Author indications on fulfilling journal expectations
- Provide a novel and synergetic link between different research areas.
- Open a new pathway in an existing or a new research direction, with clear potential for multi-pronged follow-up work
- Detail a groundbreaking theoretical/experimental/computational discovery
- Present a breakthrough on a previously-identified and long-standing research stumbling block
Published as SciPost Phys. Core 8, 066 (2025)
Reports on this Submission
Report #2 by Anonymous (Referee 2) on 2025-8-5 (Invited Report)
- Cite as: Anonymous, Report on arXiv:2503.23937v2, delivered 2025-08-04, doi: 10.21468/SciPost.Report.11692
Strengths
- Approach is quite general and so of relatively broad applicability
- Makes contact with different approaches and results in the literature
- Paper is well written and clearly lays out the details of the computation
Weaknesses
- The approach is quite technical and the explicit results overlap with those already known in the literature such that the significance of the approach is not immediately apparent.
Report
While some of the explicit results were previously known, the perspective and approach here are sufficiently distinct — particularly through the connection to the general multipole expansion of Damour and Iyer — that the work provides a useful contribution to the topic and is deserving of publication. One concrete, albeit straightforward, new result is the extension of the matching conditions for logarithmic terms to include terms with additional polynomial powers of the expansion coordinates. More broadly, this represents a promising approach to the problem of asymptotic boundary conditions and conserved charges.

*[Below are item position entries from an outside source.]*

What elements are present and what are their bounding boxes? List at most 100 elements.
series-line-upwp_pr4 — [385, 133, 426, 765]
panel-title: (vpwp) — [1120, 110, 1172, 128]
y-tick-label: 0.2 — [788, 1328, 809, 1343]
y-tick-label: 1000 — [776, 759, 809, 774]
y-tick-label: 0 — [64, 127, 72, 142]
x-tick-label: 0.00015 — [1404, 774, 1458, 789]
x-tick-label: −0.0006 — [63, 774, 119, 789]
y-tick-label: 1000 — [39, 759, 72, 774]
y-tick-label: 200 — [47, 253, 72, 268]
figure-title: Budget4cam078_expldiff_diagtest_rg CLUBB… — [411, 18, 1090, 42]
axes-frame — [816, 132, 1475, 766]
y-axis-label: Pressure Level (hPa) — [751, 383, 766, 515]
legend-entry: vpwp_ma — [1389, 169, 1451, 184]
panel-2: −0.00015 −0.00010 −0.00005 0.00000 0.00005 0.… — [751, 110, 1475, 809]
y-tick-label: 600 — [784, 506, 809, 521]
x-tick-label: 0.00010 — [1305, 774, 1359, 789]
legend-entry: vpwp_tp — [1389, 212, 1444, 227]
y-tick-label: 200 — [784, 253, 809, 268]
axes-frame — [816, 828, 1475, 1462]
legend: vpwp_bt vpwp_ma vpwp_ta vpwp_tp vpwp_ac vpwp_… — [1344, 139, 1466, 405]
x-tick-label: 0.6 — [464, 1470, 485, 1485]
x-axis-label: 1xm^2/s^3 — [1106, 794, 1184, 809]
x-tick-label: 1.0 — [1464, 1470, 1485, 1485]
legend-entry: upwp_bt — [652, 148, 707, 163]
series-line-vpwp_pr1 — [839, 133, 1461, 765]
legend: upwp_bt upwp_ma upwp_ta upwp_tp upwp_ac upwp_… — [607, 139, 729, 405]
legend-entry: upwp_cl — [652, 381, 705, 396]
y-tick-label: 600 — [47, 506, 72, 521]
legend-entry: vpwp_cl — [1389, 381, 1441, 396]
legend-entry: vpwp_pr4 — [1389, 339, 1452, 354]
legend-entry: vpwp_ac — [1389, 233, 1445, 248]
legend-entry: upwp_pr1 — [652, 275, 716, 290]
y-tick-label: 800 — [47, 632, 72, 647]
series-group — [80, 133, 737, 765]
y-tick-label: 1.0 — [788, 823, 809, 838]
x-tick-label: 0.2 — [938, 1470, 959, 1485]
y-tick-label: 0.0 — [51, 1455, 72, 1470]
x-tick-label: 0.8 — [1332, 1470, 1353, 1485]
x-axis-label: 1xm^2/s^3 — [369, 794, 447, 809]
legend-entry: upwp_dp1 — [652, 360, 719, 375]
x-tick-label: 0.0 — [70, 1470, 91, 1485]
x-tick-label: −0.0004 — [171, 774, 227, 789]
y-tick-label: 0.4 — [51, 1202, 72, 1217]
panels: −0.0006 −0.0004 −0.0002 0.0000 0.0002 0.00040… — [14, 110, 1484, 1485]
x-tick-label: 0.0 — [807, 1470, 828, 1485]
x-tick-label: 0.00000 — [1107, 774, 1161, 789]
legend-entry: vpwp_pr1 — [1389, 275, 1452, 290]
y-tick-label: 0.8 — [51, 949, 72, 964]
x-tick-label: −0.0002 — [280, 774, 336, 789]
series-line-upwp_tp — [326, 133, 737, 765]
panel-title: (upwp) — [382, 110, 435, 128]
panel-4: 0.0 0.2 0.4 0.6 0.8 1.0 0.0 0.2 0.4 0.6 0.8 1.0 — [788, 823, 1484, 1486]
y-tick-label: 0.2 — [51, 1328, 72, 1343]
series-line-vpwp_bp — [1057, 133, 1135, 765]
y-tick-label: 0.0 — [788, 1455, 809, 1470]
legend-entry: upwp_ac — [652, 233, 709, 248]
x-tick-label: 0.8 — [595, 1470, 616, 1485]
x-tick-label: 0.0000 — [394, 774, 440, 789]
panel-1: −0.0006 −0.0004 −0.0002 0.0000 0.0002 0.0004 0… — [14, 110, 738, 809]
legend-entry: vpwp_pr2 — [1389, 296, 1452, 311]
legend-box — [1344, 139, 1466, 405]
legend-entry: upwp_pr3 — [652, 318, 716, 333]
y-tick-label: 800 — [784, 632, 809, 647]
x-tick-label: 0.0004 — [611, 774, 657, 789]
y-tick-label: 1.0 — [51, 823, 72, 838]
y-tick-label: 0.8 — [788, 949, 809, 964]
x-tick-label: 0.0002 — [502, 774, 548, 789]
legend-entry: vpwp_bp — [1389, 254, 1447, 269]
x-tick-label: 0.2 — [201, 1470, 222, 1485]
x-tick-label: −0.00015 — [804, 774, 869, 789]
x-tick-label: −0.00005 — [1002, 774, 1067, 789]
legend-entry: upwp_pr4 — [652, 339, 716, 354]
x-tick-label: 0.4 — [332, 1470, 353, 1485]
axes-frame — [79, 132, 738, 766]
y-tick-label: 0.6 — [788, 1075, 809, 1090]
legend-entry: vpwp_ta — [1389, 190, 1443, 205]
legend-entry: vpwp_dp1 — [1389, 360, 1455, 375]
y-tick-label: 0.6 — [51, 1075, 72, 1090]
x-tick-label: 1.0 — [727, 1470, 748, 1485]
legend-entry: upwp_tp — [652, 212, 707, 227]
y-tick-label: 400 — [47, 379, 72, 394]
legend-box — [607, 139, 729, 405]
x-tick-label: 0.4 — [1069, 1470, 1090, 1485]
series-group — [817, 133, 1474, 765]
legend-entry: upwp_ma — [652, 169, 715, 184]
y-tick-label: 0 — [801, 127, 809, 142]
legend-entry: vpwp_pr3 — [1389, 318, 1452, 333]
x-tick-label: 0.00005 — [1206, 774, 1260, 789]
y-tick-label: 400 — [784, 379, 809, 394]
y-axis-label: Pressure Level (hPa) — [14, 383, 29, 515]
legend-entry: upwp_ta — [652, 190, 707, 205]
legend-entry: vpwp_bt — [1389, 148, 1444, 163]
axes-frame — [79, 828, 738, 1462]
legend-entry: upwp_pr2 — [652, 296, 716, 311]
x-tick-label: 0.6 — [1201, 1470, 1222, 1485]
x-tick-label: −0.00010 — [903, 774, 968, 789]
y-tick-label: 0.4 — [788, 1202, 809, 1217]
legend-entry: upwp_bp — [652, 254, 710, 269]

The paper is well written and clearly presents what is a quite technical computation.
Recommendation
Publish (meets expectations and criteria for this Journal)
Report #1 by Anonymous (Referee 1) on 2025-5-20 (Invited Report)
- Cite as: Anonymous, Report on arXiv:2503.23937v2, delivered 2025-05-20, doi: 10.21468/SciPost.Report.11227
Strengths
- Nicely written manuscript
- Summarizes the results of ref [29,30,31,33,34]
Weaknesses
- The manuscript does not contain any new results.
- The main results of the manuscript have already been addressed in ref [37] and proved in arXiv: 2007.03627.
Report
Given that the central result of this work has been previously established in the literature, the manuscript does not offer sufficient novelty to merit publication in this journal.
Recommendation
Reject